HSG will show whether the fallopian tubes are patent.If not, the area in which the tubes are blocked can be identified. It will not give information concerning the condition of the pelvic, i.e. the presence of peritubular adhesions and/or pelvic distortion which may impair fertility even though the tubes are patent.
HSG is usually performed without anaesthetic in the X-ray department. A bivalve speculum is used to expose the cervix which is cannulated to enable radiopaque cavity.
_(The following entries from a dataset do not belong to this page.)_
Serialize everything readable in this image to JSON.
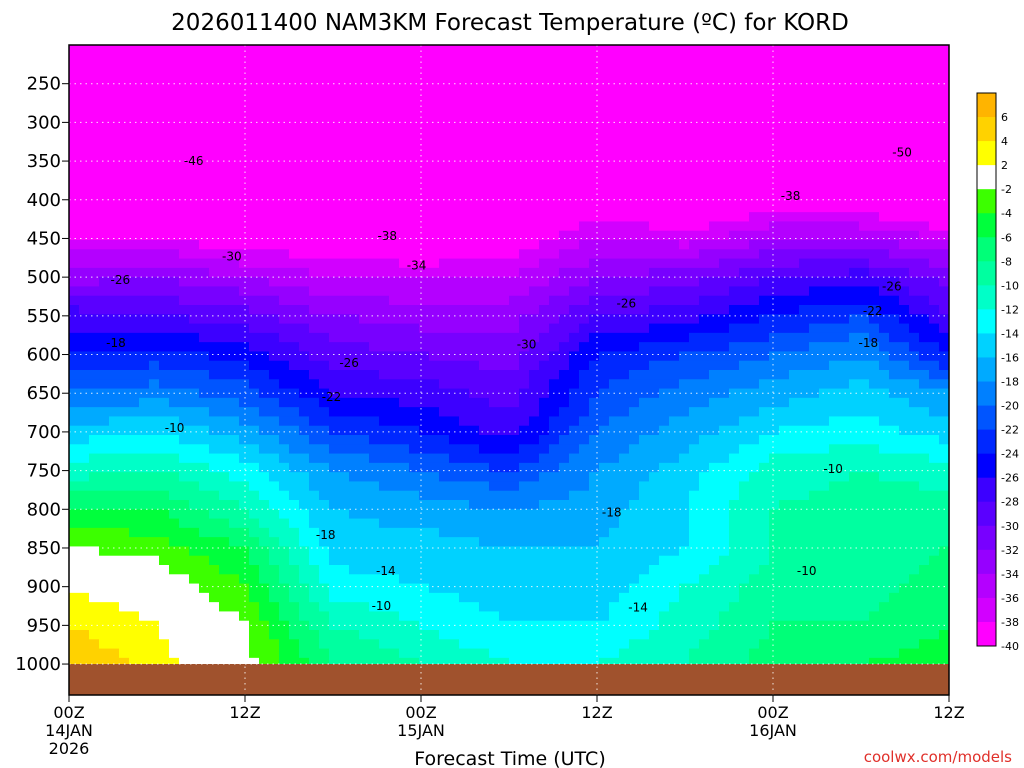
{
  "chart_data": {
    "type": "heatmap",
    "title": "2026011400 NAM3KM Forecast Temperature (ºC) for KORD",
    "xlabel": "Forecast Time (UTC)",
    "ylabel": "",
    "x_ticks": [
      {
        "time_h": 0,
        "label": "00Z",
        "sub": "14JAN",
        "sub2": "2026"
      },
      {
        "time_h": 12,
        "label": "12Z",
        "sub": "",
        "sub2": ""
      },
      {
        "time_h": 24,
        "label": "00Z",
        "sub": "15JAN",
        "sub2": ""
      },
      {
        "time_h": 36,
        "label": "12Z",
        "sub": "",
        "sub2": ""
      },
      {
        "time_h": 48,
        "label": "00Z",
        "sub": "16JAN",
        "sub2": ""
      },
      {
        "time_h": 60,
        "label": "12Z",
        "sub": "",
        "sub2": ""
      }
    ],
    "xlim": [
      0,
      60
    ],
    "y_ticks": [
      "250",
      "300",
      "350",
      "400",
      "450",
      "500",
      "550",
      "600",
      "650",
      "700",
      "750",
      "800",
      "850",
      "900",
      "950",
      "1000"
    ],
    "ylim": [
      200,
      1040
    ],
    "colorbar": {
      "labels": [
        "6",
        "4",
        "2",
        "-2",
        "-4",
        "-6",
        "-8",
        "-10",
        "-12",
        "-14",
        "-16",
        "-18",
        "-20",
        "-22",
        "-24",
        "-26",
        "-28",
        "-30",
        "-32",
        "-34",
        "-36",
        "-38",
        "-40"
      ],
      "colors": [
        "#ffb400",
        "#ffd200",
        "#ffff00",
        "#ffffff",
        "#3cff00",
        "#00ff3c",
        "#00ff78",
        "#00ffa0",
        "#00ffc8",
        "#00ffff",
        "#00d2ff",
        "#00aaff",
        "#0080ff",
        "#0055ff",
        "#0028ff",
        "#0000ff",
        "#3c00ff",
        "#5a00ff",
        "#7800ff",
        "#9600ff",
        "#b400ff",
        "#d200ff",
        "#ff00ff"
      ]
    },
    "series": [
      {
        "time_h": 0,
        "temps": [
          -55,
          -52,
          -48,
          -44,
          -38,
          -33,
          -27,
          -24,
          -20,
          -15,
          -11,
          -6,
          -2,
          2,
          4,
          6
        ]
      },
      {
        "time_h": 6,
        "temps": [
          -54,
          -52,
          -48,
          -44,
          -38,
          -32,
          -28,
          -23,
          -19,
          -14,
          -10,
          -6,
          -3,
          0,
          2,
          3
        ]
      },
      {
        "time_h": 12,
        "temps": [
          -55,
          -52,
          -48,
          -44,
          -40,
          -34,
          -29,
          -25,
          -21,
          -17,
          -13,
          -10,
          -6,
          -4,
          -2,
          -1
        ]
      },
      {
        "time_h": 18,
        "temps": [
          -54,
          -52,
          -48,
          -44,
          -40,
          -36,
          -32,
          -29,
          -26,
          -22,
          -18,
          -16,
          -15,
          -13,
          -10,
          -8
        ]
      },
      {
        "time_h": 24,
        "temps": [
          -55,
          -52,
          -48,
          -45,
          -42,
          -36,
          -33,
          -30,
          -27,
          -24,
          -20,
          -17,
          -15,
          -14,
          -12,
          -10
        ]
      },
      {
        "time_h": 30,
        "temps": [
          -54,
          -52,
          -48,
          -44,
          -40,
          -36,
          -33,
          -31,
          -29,
          -27,
          -22,
          -18,
          -16,
          -15,
          -14,
          -12
        ]
      },
      {
        "time_h": 36,
        "temps": [
          -55,
          -52,
          -49,
          -40,
          -36,
          -32,
          -28,
          -24,
          -22,
          -20,
          -18,
          -17,
          -16,
          -15,
          -14,
          -12
        ]
      },
      {
        "time_h": 42,
        "temps": [
          -56,
          -52,
          -48,
          -42,
          -37,
          -31,
          -27,
          -22,
          -19,
          -17,
          -15,
          -14,
          -14,
          -12,
          -11,
          -10
        ]
      },
      {
        "time_h": 48,
        "temps": [
          -56,
          -52,
          -48,
          -40,
          -34,
          -28,
          -24,
          -20,
          -17,
          -14,
          -11,
          -10,
          -10,
          -9,
          -8,
          -7
        ]
      },
      {
        "time_h": 54,
        "temps": [
          -56,
          -52,
          -48,
          -40,
          -34,
          -27,
          -22,
          -18,
          -15,
          -13,
          -10,
          -9,
          -9,
          -9,
          -8,
          -6
        ]
      },
      {
        "time_h": 60,
        "temps": [
          -55,
          -52,
          -48,
          -44,
          -36,
          -31,
          -28,
          -24,
          -18,
          -15,
          -11,
          -9,
          -8,
          -7,
          -6,
          -5
        ]
      }
    ],
    "contour_labels": [
      {
        "time_h": 8.5,
        "pres": 350,
        "text": "-46"
      },
      {
        "time_h": 21.7,
        "pres": 447,
        "text": "-38"
      },
      {
        "time_h": 11.1,
        "pres": 473,
        "text": "-30"
      },
      {
        "time_h": 23.7,
        "pres": 485,
        "text": "-34"
      },
      {
        "time_h": 3.5,
        "pres": 504,
        "text": "-26"
      },
      {
        "time_h": 3.2,
        "pres": 585,
        "text": "-18"
      },
      {
        "time_h": 19.1,
        "pres": 611,
        "text": "-26"
      },
      {
        "time_h": 17.9,
        "pres": 655,
        "text": "-22"
      },
      {
        "time_h": 7.2,
        "pres": 695,
        "text": "-10"
      },
      {
        "time_h": 31.2,
        "pres": 587,
        "text": "-30"
      },
      {
        "time_h": 38.0,
        "pres": 534,
        "text": "-26"
      },
      {
        "time_h": 49.2,
        "pres": 395,
        "text": "-38"
      },
      {
        "time_h": 56.1,
        "pres": 512,
        "text": "-26"
      },
      {
        "time_h": 54.8,
        "pres": 544,
        "text": "-22"
      },
      {
        "time_h": 54.5,
        "pres": 585,
        "text": "-18"
      },
      {
        "time_h": 56.8,
        "pres": 339,
        "text": "-50"
      },
      {
        "time_h": 52.1,
        "pres": 748,
        "text": "-10"
      },
      {
        "time_h": 17.5,
        "pres": 833,
        "text": "-18"
      },
      {
        "time_h": 37.0,
        "pres": 804,
        "text": "-18"
      },
      {
        "time_h": 21.6,
        "pres": 880,
        "text": "-14"
      },
      {
        "time_h": 21.3,
        "pres": 925,
        "text": "-10"
      },
      {
        "time_h": 38.8,
        "pres": 927,
        "text": "-14"
      },
      {
        "time_h": 50.3,
        "pres": 880,
        "text": "-10"
      }
    ]
  },
  "footer": {
    "credit": "coolwx.com/models"
  }
}
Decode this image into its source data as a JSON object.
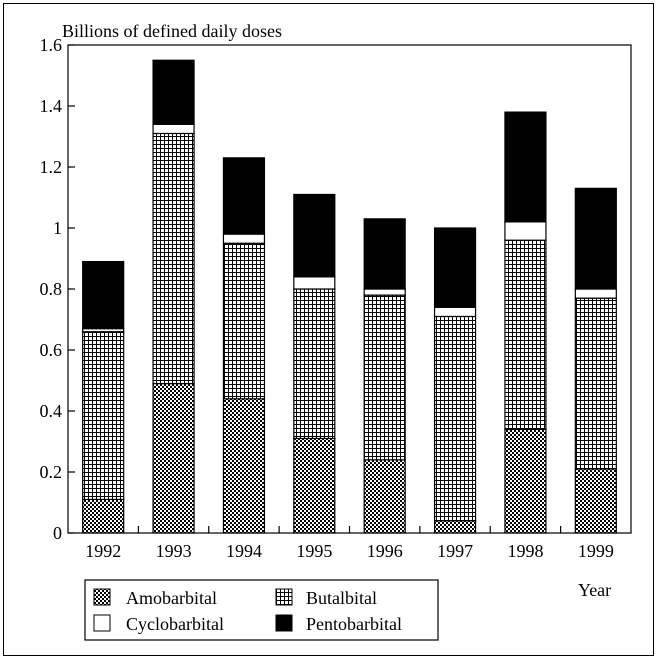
{
  "chart_data": {
    "type": "bar",
    "stacked": true,
    "ylabel": "Billions of defined daily doses",
    "xlabel": "Year",
    "ylim": [
      0,
      1.6
    ],
    "yticks": [
      "0",
      "0.2",
      "0.4",
      "0.6",
      "0.8",
      "1",
      "1.2",
      "1.4",
      "1.6"
    ],
    "categories": [
      "1992",
      "1993",
      "1994",
      "1995",
      "1996",
      "1997",
      "1998",
      "1999"
    ],
    "series": [
      {
        "name": "Amobarbital",
        "values": [
          0.11,
          0.49,
          0.44,
          0.31,
          0.24,
          0.04,
          0.34,
          0.21
        ]
      },
      {
        "name": "Butalbital",
        "values": [
          0.55,
          0.82,
          0.51,
          0.49,
          0.54,
          0.67,
          0.62,
          0.56
        ]
      },
      {
        "name": "Cyclobarbital",
        "values": [
          0.01,
          0.03,
          0.03,
          0.04,
          0.02,
          0.03,
          0.06,
          0.03
        ]
      },
      {
        "name": "Pentobarbital",
        "values": [
          0.22,
          0.21,
          0.25,
          0.27,
          0.23,
          0.26,
          0.36,
          0.33
        ]
      }
    ],
    "legend": {
      "placement": "bottom-left",
      "items": [
        "Amobarbital",
        "Butalbital",
        "Cyclobarbital",
        "Pentobarbital"
      ]
    },
    "grid": false
  }
}
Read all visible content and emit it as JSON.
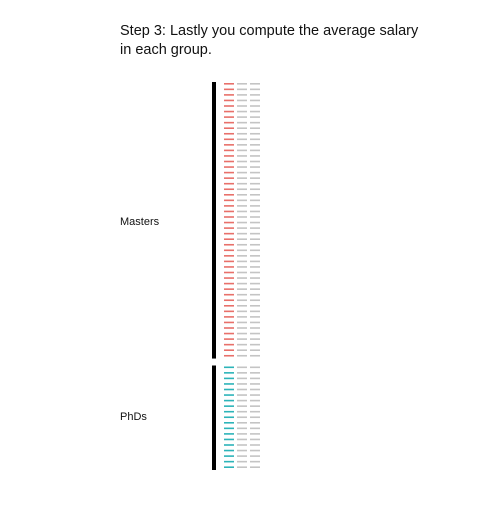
{
  "title": "Step 3: Lastly you compute the average salary in each group.",
  "colors": {
    "masters": "#e8706a",
    "phds": "#2db4b9",
    "other": "#c4c4c4",
    "bracket": "#000000"
  },
  "chart_data": {
    "type": "table",
    "groups": [
      {
        "name": "Masters",
        "rows": 50,
        "color_key": "masters"
      },
      {
        "name": "PhDs",
        "rows": 19,
        "color_key": "phds"
      }
    ],
    "columns_per_row": 3
  }
}
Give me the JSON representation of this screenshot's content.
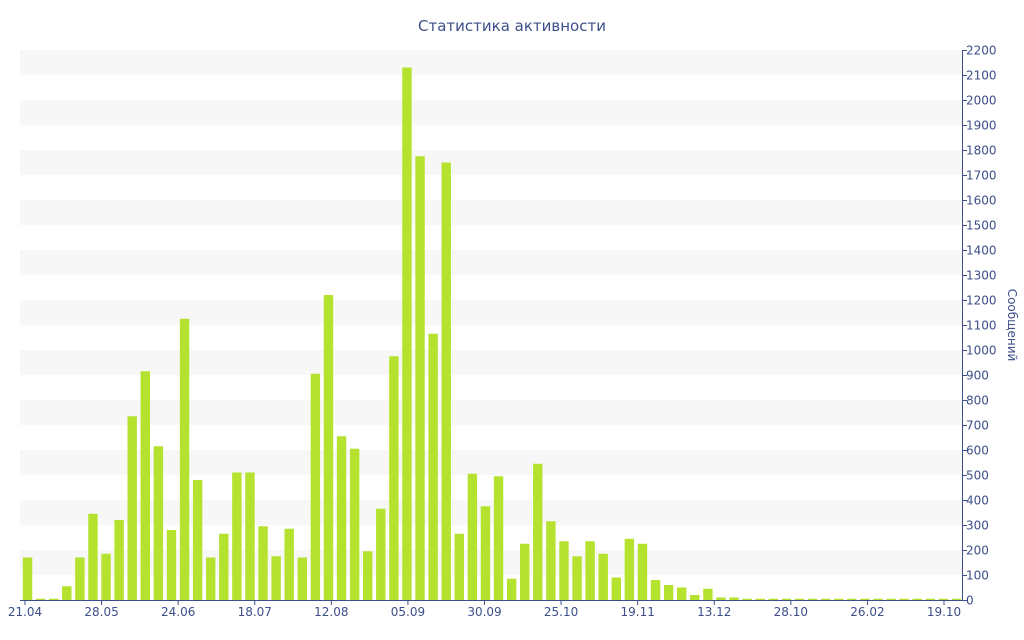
{
  "chart_data": {
    "type": "bar",
    "title": "Статистика активности",
    "xlabel": "",
    "ylabel": "Сообщений",
    "ylim": [
      0,
      2200
    ],
    "y_axis_side": "right",
    "y_ticks": [
      0,
      100,
      200,
      300,
      400,
      500,
      600,
      700,
      800,
      900,
      1000,
      1100,
      1200,
      1300,
      1400,
      1500,
      1600,
      1700,
      1800,
      1900,
      2000,
      2100,
      2200
    ],
    "x_tick_labels": [
      "21.04",
      "28.05",
      "24.06",
      "18.07",
      "12.08",
      "05.09",
      "30.09",
      "25.10",
      "19.11",
      "13.12",
      "28.10",
      "26.02",
      "19.10"
    ],
    "grid": "alternating horizontal bands",
    "bar_color": "#b5e22e",
    "band_color": "#f7f7f7",
    "axis_color": "#3d4f8a",
    "values": [
      170,
      5,
      5,
      55,
      170,
      345,
      185,
      320,
      735,
      915,
      615,
      280,
      1125,
      480,
      170,
      265,
      510,
      510,
      295,
      175,
      285,
      170,
      905,
      1220,
      655,
      605,
      195,
      365,
      975,
      2130,
      1775,
      1065,
      1750,
      265,
      505,
      375,
      495,
      85,
      225,
      545,
      315,
      235,
      175,
      235,
      185,
      90,
      245,
      225,
      80,
      60,
      50,
      20,
      45,
      10,
      10,
      5,
      5,
      5,
      5,
      5,
      5,
      5,
      5,
      5,
      5,
      5,
      5,
      5,
      5,
      5,
      5,
      5
    ]
  }
}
The procedure is viewed using an image intensifier and recorded on film.
Description and Technique
Hysteroscopy is a method which enables visual examination of the uterine cavity . A hysteroscope is a telescope surrounded by a sheath. It is inserted into the uterine cavity through the cervix with the patient in the lithotomy position and under either local or general anaesthesia.
Endometrial polyps, fibroids and adhesions within the uterine cavity can be visualized hysteroscopically, together with different types of endometrium, e.g. normal , hyperplastic, atrophic and malignant. It is also possible to use the hysteroscope to take endometrial biopsies, divide adhesions, and remove polyps and misplaced IUCDs. The endometrial lining can be removed using an electrical resection loop or laser in women with menonrrhagia. Submucous fibroids can also be removed in this way.
Complications of the procedure include perforation of the uterus, infection and fluid overload (e.g. if fluid distension medium is used for endometrial resection.